As the labor dispute continues, REI is undergoing a massive internal transformation driven by a newly assembled executive team. CEO Mary Beth Laughton, who brings extensive digital and merchandising experience from previous roles at Athleta and Sephora, is steering the co-op through a comprehensive three-year strategy dubbed “Peak 28.”

The Peak 28 strategy is built on elevating the company’s culture, refining product assortments, enhancing service, and reinventing the membership program. To execute this vision, Laughton has recruited high-profile talent from across the retail sector. Kristin Shane joined as chief merchandising officer in March 2025, and Kim Waldmann, former global chief customer officer at Foot Locker, was recently tapped to serve as chief commercial officer beginning in March 2026.

Waldmann will oversee REI’s stores, e-commerce platforms, and overall operations. Her mandate is to seamlessly connect these channels to create a unified experience for the co-op’s 25 million members.

Rolling Out AI

A major pillar of the new strategy involves empowering REI’s store employees, affectionately known as “green vests,” and equipping them with modern tools. Shane has championed a unique approach to artificial intelligence within the co-op. Rather than treating AI strictly as an operational tool, REI is rolling out Microsoft Copilot across its workforce with the direct involvement of the Chief People Officer.

The goal is to put AI in the hands of employees so they can discover their own efficiencies, rather than enforcing top-down corporate mandates, Shane said. This technology integration is meant to support the green vests as they deliver the highly personalized, expert service that differentiates REI from its competitors.

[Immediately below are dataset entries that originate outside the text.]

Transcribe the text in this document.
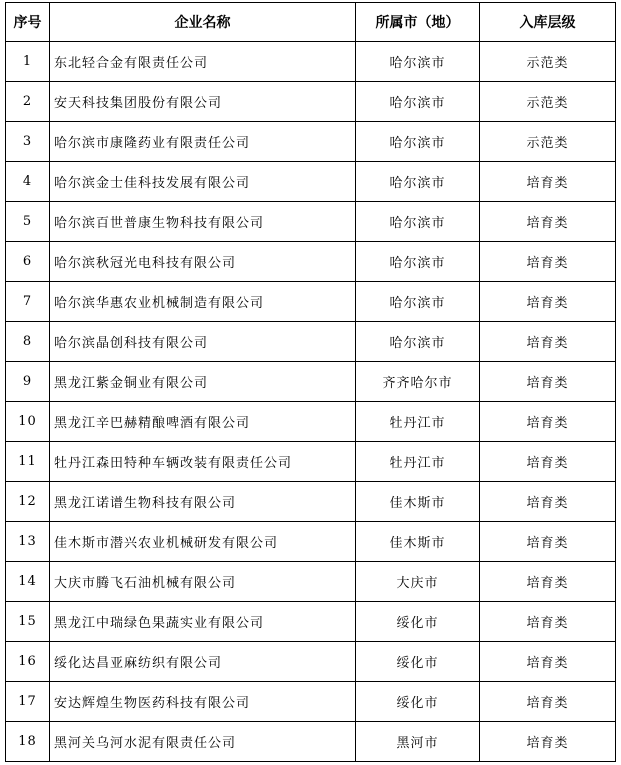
序号	企业名称	所属市（地）	入库层级
1	东北轻合金有限责任公司	哈尔滨市	示范类
2	安天科技集团股份有限公司	哈尔滨市	示范类
3	哈尔滨市康隆药业有限责任公司	哈尔滨市	示范类
4	哈尔滨金士佳科技发展有限公司	哈尔滨市	培育类
5	哈尔滨百世普康生物科技有限公司	哈尔滨市	培育类
6	哈尔滨秋冠光电科技有限公司	哈尔滨市	培育类
7	哈尔滨华惠农业机械制造有限公司	哈尔滨市	培育类
8	哈尔滨晶创科技有限公司	哈尔滨市	培育类
9	黑龙江紫金铜业有限公司	齐齐哈尔市	培育类
10	黑龙江辛巴赫精酿啤酒有限公司	牡丹江市	培育类
11	牡丹江森田特种车辆改装有限责任公司	牡丹江市	培育类
12	黑龙江诺谱生物科技有限公司	佳木斯市	培育类
13	佳木斯市潜兴农业机械研发有限公司	佳木斯市	培育类
14	大庆市腾飞石油机械有限公司	大庆市	培育类
15	黑龙江中瑞绿色果蔬实业有限公司	绥化市	培育类
16	绥化达昌亚麻纺织有限公司	绥化市	培育类
17	安达辉煌生物医药科技有限公司	绥化市	培育类
18	黑河关乌河水泥有限责任公司	黑河市	培育类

Competing with Vendor Partners

The new leadership team is also tackling complex market dynamics, particularly the challenge of competing against the co-op’s own vendors. Heavyweight outdoor brands like Patagonia and The North Face have aggressively expanded their direct-to-consumer channels and standalone retail footprints.

To maintain its relevance, REI must convince these vendors that the co-op provides access to an incremental, net-new customer base, Shane said. The merchandising strategy now focuses heavily on inspiring customers to take up new outdoor activities entirely, effectively broadening the market rather than simply fighting over existing gear sales.

REI is scheduled to report its 2025 financial results this spring.